Reducing Female Fertility

  • Target Malaria scientists introduce a nuclease that disrupts a gene essential for female fertility, causing females to be sterile when both copies of the gene are disrupted. The modified male and female each carry one copy of a chromosome with the nuclease gene and are fertile. The gene must be present on both copies of a female’s chromosomes in order to cause infertility.

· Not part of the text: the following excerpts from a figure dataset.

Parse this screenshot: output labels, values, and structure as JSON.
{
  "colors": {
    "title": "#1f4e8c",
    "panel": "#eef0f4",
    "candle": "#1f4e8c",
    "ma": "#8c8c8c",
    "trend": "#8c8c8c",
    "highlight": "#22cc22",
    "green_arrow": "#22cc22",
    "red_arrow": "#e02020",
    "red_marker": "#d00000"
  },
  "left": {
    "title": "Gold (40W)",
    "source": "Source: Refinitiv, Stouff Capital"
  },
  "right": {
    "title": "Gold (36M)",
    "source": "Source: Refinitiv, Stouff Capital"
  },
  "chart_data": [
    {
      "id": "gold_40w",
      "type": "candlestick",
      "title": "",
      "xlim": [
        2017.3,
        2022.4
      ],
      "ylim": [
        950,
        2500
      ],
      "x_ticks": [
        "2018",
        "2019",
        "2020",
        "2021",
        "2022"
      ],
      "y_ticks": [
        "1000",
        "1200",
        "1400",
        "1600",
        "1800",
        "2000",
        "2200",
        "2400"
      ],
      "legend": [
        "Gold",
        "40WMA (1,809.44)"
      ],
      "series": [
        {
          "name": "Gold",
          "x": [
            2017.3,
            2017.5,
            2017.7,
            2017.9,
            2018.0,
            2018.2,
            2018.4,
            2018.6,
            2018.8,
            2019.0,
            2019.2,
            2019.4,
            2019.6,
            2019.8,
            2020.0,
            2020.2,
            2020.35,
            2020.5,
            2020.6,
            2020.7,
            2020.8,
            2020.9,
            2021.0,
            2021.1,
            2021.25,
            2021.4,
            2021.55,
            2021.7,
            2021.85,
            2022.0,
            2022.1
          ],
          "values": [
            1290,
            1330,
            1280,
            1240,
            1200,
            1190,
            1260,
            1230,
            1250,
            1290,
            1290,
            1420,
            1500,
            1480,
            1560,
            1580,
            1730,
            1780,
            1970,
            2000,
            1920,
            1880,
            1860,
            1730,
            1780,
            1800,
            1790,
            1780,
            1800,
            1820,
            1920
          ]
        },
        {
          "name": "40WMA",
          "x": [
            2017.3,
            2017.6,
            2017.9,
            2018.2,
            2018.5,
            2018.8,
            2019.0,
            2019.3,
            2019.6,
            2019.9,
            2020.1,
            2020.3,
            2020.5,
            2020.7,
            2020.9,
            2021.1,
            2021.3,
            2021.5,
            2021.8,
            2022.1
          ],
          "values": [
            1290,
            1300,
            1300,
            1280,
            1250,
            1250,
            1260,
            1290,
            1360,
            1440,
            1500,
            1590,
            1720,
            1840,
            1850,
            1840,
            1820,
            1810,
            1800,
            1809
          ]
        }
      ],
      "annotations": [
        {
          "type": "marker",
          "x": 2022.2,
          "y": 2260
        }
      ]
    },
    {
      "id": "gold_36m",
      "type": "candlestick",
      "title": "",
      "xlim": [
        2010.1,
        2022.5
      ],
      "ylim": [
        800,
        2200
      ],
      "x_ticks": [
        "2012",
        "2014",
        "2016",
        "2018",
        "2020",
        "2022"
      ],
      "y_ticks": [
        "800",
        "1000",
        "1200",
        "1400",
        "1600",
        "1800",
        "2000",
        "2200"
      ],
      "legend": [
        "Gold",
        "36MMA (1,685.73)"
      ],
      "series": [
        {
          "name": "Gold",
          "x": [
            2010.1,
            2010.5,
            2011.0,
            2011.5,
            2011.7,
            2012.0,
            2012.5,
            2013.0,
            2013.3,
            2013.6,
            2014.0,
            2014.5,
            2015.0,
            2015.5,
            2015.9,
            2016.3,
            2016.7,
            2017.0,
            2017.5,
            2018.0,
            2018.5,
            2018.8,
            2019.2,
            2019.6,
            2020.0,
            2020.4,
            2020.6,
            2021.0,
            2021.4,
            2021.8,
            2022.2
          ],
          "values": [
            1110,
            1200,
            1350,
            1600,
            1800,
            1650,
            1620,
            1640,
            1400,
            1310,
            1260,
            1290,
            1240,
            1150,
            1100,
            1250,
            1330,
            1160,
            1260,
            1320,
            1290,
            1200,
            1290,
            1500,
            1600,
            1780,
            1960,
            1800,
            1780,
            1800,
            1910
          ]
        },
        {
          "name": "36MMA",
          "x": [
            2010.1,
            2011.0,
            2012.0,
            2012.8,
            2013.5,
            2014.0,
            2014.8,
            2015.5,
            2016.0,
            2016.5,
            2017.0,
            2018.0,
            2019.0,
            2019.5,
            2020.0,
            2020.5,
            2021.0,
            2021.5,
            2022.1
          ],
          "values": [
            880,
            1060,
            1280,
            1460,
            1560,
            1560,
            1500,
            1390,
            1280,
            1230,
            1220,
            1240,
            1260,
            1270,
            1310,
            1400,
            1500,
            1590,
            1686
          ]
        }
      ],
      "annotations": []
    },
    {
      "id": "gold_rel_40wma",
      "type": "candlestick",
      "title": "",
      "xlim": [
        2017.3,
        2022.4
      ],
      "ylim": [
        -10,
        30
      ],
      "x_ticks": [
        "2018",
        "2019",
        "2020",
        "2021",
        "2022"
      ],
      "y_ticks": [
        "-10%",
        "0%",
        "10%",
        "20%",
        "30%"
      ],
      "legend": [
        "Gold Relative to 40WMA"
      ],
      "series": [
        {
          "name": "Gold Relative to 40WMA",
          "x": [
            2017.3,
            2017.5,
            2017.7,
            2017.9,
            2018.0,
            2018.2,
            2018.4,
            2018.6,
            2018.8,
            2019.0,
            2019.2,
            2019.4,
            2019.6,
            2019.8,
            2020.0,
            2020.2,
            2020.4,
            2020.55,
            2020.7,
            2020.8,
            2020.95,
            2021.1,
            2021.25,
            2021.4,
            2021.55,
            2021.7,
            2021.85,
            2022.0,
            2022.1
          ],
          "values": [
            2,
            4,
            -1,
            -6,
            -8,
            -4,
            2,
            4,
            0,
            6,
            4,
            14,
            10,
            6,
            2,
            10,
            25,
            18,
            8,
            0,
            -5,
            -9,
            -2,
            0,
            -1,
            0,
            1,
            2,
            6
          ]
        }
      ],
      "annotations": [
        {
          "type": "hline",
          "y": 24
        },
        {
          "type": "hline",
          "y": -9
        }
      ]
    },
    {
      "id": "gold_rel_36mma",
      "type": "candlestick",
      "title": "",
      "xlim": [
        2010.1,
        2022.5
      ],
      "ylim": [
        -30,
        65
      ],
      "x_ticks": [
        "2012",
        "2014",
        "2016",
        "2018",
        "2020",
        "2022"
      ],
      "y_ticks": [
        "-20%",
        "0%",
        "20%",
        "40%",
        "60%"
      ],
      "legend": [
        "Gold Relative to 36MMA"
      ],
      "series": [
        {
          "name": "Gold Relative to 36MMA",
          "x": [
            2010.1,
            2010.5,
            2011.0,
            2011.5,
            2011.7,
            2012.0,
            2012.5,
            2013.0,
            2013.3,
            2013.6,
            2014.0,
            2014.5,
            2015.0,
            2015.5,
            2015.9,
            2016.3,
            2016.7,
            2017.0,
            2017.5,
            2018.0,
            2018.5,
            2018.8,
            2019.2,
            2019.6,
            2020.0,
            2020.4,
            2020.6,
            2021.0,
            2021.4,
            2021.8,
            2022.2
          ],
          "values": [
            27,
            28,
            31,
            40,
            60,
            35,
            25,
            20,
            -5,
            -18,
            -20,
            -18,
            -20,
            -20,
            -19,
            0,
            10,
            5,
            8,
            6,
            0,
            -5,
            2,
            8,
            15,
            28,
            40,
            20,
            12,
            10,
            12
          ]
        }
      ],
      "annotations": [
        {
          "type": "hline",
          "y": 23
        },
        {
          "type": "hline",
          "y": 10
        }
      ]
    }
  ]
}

  • During the production of eggs and sperm, the gene produces an enzyme that cuts the unmodified chromosome and "homes" into the female fertility gene
  • As the second chromosome repairs itself, it copies the genetic material from the modified chromosome. In the cells that make the eggs and the sperm, both chromosomes now carry the nuclease gene. With both copies of the chromosome carrying the gene, all sperm and eggs will receive a copy of the nuclease and the modification has a 100% chance of being passed to offspring.
  • Male mosquitoes that have been successfully modified in the lab are released into wild populations.
  • When they mate with wild females, they pass on the nuclease gene, resulting in 100% of offspring carrying the nuclease of the gene that causes infertility in females.
  • The offspring of the modified males and wild females each carry one copy of the gene, and will replicate the nuclease homing process during the production of their own eggs and sperm.
  • Over time, the gene will pass to enough members of the mosquito population that males and females who each carry a copy of the gene will mate. When two modified mosquitoes mate, their offspring will receive two copies of the modified chromosome,resulting in infertility in the females.
  • Males who inherit two copies of the gene can still reproduce and pass the nuclease to future generations. As the population of female mosquitoes becomes increasingly infertile, the population of malaria mosquitoes should be reduced.